Other research activities have aimed at further extending the current state of the art on EMO. One such activity involved the embedment of a novel measure for solving topology optimization problems that include multi-modality, by utilizing topologies represented through finite elements. Another extension focuses on new measures embedded in an interactive search that hybridize radial neural nets with a model of decision-makers' preferences within EMO algorithms. In addition to developing unique paradigms, research within the consortium has targeted the construction of frameworks for supporting multiple decision-makers while considering solutions to complex design processes. These included the embedding of interactive approaches within hybrid algorithms that depend upon the amalgamation of neural nets, local gradient analysis, and robustness considerations.

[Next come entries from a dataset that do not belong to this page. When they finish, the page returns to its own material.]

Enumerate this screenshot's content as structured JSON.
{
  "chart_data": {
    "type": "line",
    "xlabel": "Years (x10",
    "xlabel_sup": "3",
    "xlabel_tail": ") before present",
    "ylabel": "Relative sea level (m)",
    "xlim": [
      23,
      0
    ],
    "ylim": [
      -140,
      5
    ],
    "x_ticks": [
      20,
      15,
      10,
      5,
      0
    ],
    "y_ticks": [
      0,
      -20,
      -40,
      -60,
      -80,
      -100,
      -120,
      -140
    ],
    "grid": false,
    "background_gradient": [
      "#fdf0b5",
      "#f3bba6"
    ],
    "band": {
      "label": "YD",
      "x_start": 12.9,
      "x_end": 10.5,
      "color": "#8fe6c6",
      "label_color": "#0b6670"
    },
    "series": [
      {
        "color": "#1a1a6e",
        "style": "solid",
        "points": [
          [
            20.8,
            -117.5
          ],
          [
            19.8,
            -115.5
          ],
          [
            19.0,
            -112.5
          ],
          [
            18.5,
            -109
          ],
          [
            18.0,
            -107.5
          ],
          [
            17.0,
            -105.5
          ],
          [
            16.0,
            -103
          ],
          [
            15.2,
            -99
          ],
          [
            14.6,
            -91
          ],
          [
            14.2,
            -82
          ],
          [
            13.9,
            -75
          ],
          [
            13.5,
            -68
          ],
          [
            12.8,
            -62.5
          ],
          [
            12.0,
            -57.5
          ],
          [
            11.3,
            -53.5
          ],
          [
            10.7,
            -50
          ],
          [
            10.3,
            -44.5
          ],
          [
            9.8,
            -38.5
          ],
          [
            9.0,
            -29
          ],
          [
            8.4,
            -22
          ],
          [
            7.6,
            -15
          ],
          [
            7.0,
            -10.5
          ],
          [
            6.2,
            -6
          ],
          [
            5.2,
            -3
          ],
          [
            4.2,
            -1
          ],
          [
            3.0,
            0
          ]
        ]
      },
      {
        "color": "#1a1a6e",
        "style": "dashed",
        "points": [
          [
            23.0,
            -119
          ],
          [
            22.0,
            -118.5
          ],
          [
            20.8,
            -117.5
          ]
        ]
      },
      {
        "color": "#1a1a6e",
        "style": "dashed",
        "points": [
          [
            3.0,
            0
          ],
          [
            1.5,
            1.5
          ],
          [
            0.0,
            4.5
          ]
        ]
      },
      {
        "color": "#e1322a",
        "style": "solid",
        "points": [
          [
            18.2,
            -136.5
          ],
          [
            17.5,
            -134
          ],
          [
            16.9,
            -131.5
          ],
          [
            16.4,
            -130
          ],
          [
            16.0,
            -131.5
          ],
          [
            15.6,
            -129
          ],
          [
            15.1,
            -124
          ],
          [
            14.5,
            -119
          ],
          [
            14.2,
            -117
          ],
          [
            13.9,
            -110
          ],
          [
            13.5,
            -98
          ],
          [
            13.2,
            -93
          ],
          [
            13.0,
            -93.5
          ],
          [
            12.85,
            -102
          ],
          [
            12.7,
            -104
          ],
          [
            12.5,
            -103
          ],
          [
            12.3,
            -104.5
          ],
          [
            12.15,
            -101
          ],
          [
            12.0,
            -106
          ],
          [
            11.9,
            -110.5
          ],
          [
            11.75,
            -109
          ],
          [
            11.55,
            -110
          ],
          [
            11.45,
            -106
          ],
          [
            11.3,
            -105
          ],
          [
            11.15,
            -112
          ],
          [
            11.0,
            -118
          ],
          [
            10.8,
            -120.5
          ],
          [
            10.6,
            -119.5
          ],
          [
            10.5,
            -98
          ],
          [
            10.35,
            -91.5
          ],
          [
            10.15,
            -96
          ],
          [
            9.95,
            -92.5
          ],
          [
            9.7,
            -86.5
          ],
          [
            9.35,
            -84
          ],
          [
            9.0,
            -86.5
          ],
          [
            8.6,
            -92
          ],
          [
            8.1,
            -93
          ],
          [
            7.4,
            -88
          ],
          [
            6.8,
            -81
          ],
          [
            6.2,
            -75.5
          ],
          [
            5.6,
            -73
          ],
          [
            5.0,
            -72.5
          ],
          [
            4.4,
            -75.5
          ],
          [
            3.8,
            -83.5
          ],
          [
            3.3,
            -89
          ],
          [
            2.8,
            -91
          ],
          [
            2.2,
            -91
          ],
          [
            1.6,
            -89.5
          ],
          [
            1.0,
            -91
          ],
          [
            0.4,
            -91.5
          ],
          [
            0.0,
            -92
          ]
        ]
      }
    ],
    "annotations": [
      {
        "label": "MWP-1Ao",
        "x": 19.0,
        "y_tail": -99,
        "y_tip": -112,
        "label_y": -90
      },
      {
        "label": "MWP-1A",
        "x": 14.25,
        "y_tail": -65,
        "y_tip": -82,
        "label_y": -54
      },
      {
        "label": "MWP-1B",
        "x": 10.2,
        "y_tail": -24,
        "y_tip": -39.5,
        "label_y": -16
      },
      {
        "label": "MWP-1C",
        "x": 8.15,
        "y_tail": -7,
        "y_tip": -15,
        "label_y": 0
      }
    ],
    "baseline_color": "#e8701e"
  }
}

To meet the third objective of opening new research directions, the consortium carried out novel and exciting research studies. One such stimulating study has explored the notion that robots' robustness to uncertain scenarios and malfunctions may be enhanced through what has been termed as mechanical cognitivization. This enhanced robustness is attained by training the robots by means of mechanically restricted modes (e.g. training them to perform a task while not using all their possible capabilities). This training method is commonly adopted by humans while training for a particular sports activity (e.g. when a climber or a swimmer is prohibited from using one of his hands). An initial proof-of-concept highlights the potential of this research direction. To this end we are working on developing EMO algorithms that will enhance the evolution of robots that would benefit the most from such training.